**If you’re interested in reading more of my writing off of Substack, I wrote this month’s blog post for Journey Center of Michigan. If you’ve read my very first newsletter post, you might recognized a few sentences from that. But this piece takes a different route through the same landscape. Border Country: Life in Edge Spaces
Welcome to Field Notes. Here, you’ll find short reflections and questions to support your intentional life. Please comment to share your experiences of living with attention.
I walked past the first man as he was crossing the parking lot of a neighborhood church.

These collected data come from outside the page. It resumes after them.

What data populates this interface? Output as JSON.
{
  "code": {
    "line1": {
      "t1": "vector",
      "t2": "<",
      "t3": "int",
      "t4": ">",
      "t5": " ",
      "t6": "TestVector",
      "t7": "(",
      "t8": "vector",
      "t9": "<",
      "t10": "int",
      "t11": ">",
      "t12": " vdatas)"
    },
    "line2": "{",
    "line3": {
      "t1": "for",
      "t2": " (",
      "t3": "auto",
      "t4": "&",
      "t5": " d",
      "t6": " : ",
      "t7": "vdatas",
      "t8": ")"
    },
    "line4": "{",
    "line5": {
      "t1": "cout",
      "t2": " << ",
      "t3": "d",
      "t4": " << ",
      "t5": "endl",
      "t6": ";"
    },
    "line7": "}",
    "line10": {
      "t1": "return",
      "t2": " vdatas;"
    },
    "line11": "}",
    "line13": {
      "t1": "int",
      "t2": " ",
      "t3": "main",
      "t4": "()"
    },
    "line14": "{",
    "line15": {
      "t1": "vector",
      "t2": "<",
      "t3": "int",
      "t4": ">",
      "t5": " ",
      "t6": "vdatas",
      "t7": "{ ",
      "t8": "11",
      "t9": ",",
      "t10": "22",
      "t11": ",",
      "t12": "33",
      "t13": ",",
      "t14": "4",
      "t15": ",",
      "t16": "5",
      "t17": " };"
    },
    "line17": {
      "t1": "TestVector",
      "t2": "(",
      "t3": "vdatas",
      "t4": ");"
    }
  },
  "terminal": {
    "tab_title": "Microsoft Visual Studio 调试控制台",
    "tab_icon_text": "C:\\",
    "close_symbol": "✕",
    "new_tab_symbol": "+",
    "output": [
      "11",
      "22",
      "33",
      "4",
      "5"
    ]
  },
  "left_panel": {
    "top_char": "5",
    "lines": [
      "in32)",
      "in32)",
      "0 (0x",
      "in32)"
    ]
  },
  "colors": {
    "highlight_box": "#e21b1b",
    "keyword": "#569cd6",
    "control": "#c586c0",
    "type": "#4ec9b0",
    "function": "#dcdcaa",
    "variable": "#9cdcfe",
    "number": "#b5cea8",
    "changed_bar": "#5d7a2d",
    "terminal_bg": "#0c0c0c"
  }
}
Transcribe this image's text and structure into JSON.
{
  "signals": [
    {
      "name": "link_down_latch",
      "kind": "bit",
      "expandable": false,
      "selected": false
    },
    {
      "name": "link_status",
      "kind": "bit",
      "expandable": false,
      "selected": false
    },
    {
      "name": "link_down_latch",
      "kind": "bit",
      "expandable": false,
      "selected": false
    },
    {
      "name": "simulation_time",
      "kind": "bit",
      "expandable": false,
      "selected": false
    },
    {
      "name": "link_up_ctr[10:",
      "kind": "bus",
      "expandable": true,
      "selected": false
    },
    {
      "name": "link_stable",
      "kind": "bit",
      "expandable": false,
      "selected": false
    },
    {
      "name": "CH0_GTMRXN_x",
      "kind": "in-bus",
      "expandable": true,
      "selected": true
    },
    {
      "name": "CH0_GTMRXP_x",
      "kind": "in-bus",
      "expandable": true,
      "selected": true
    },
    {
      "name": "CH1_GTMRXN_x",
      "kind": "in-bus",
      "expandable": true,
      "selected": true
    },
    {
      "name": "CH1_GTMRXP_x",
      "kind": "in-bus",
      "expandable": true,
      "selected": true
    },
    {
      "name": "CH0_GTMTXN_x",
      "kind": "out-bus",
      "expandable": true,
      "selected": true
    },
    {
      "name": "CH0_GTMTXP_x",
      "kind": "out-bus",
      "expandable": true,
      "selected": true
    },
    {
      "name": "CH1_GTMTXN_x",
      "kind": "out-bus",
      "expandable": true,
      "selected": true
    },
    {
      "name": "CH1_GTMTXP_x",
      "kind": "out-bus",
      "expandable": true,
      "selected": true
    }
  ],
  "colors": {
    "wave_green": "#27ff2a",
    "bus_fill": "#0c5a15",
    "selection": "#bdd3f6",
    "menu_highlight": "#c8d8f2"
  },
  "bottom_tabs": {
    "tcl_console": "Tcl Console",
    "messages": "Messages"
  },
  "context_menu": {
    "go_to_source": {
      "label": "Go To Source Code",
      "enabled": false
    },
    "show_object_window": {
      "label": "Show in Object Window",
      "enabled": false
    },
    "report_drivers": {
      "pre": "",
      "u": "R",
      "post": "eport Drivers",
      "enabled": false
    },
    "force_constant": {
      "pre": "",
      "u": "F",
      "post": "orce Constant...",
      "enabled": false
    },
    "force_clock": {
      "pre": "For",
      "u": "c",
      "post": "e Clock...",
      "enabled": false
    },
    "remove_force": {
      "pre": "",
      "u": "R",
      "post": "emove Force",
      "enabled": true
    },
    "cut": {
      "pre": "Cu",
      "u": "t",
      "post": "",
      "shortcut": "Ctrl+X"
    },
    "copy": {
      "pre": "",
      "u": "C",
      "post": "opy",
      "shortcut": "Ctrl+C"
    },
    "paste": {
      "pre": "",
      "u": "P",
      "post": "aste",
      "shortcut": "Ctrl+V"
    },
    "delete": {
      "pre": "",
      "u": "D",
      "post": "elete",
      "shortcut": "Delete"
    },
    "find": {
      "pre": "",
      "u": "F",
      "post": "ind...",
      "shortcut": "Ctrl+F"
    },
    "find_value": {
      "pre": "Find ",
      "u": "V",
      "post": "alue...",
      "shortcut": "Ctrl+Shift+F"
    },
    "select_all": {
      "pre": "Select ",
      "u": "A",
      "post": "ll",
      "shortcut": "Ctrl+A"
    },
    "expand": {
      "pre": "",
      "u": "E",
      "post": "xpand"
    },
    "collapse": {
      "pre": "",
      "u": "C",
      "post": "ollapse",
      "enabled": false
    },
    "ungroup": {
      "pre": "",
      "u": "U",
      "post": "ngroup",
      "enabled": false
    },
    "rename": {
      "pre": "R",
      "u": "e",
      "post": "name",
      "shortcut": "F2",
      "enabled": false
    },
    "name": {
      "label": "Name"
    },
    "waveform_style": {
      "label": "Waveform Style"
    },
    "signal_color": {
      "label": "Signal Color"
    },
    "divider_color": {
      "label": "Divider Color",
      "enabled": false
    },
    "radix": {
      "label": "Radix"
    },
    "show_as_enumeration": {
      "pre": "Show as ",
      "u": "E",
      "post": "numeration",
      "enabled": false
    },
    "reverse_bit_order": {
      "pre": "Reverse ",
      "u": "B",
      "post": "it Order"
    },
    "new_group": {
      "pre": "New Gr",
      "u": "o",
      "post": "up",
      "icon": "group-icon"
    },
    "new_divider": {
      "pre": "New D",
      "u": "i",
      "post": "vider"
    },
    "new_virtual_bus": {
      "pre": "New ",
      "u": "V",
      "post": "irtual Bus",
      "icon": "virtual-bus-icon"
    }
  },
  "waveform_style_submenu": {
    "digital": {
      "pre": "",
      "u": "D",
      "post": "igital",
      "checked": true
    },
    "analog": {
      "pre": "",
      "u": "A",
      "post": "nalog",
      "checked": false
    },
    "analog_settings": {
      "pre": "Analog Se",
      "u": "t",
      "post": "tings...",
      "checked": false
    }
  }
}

I guessed he had just finished visiting the Friday fish-fry most of the Catholic churches in Omaha offer throughout the Christian season of lent. He wore a navy blue stocking cap, dark sunglasses despite the cloudy day, a navy flannel shirt, and a pair of loose, worn jeans cuffed at the bottom. He walked with a cane. I smiled at him as I passed, and he said, “not a bad day.” “No,” I replied without stopping, to which he answered, “a little warmer.” I smiled “yes” and kept walking. As I did, I heard him start a conversation with a man and woman I’d seen standing and smoking outside their house a few paces behind me. A couple of days later, I sat in the waiting room for my early morning physical therapy appointment, when the second man came through the door. He shuffled and wore a very similar blue stocking cap. This man was tall and narrow and wearing a lime green fleece jacket with a pair of thin navy sweatpants that might have had paint on them. Reading glasses hung on a chain around his neck. His most distinctive feature, for me anyway, was his gum chewing. It was noisy. And as he sat down across from me in the tiny waiting room, I could smell peppermint. He knew the staff’s names, and talked to them like a regular at a neighborhood bar. Both of these men’s lives appeared to be completely ordinary, boring even, a trip to PT and a midday meal of fried fish. When their lives intersected mine, nothing unusual seemed to happen. And yet, it did because in the moments our lives occupied the same space in time, I was fully present, with these two men, the color of their clothes, their words and mannerisms, their selves. Through them, I got to experience first hand life’s inexpressibly full, abundant beyond any measure, flow, and to understand again that my fragile body and short lifespan can’t possibly contain it. All I can do is allow the river to grab me, overwhelm me, and then let me go. Wow.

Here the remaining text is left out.